Subspace-selective unitary manipulation based on the Hilbert-space symmetric structures in the multiple-quantum operator algebra spaces in the quantum-computing speedup theory

arXiv:2606.03859v2 Announce Type: replace-cross Abstract: The quantum-computing speedup theory considers the symmetric structures and properties of quantum systems as the fundamental Quantum-Computing-Speedup (QCS) resources which are responsible for exponentially speeding up quantum computing and simulating. At present a large and important problem is how to make use of the fundamental QCS resources to speed up essentially quantum computing and simulating. Here the author makes a great effort toward solving this important problem.
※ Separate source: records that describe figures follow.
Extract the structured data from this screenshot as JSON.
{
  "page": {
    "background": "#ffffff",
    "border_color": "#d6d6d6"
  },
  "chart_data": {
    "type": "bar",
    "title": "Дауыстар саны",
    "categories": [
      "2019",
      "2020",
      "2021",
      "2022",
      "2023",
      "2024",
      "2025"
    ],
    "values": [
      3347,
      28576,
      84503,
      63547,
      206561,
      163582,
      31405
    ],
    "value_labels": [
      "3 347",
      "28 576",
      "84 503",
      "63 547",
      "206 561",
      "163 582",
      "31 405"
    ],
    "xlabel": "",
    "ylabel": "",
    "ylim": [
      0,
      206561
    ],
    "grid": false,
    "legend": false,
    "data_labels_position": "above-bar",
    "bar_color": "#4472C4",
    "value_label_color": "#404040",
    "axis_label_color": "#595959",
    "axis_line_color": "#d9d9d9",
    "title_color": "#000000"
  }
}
The theoretical research work in this paper is mainly divided into the two Parts I and II. The Part I investigates mainly the multiple-quantum operator algebra spaces. And the relationships are analyzed among the multiple-quantum operator algebra spaces, quantum simulating for the unitary time-evolutional processes, and the fundamental QCS resources which exist in the different kinds of basic quantum spaces: the multiple-quantum operator algebra spaces, the density operator spaces, and the Hilbert spaces. It concludes that the multiple-quantum operator algebra space must be positioned as the central place where the fundamental QCS resources are exploited to speed up quantum computing and simulating. The Part II investigates mainly the subspace-selective unitary manipulation based on the Hilbert-space symmetric structures. Recognize that the multiple-quantum operator algebra space is the central place. Then those fundamental QCS resources original from the Hilbert space (a quantum-state space) must be explicitly taken into account in the multiple-quantum operator algebra space (a linear operator space). This is an important problem. The subspace-selective unitary manipulation is able to solve this problem. It aims to harness the fundamental QCS resources original from the Hilbert space to speed up quantum computing and simulating in the multiple-quantum operator algebra space.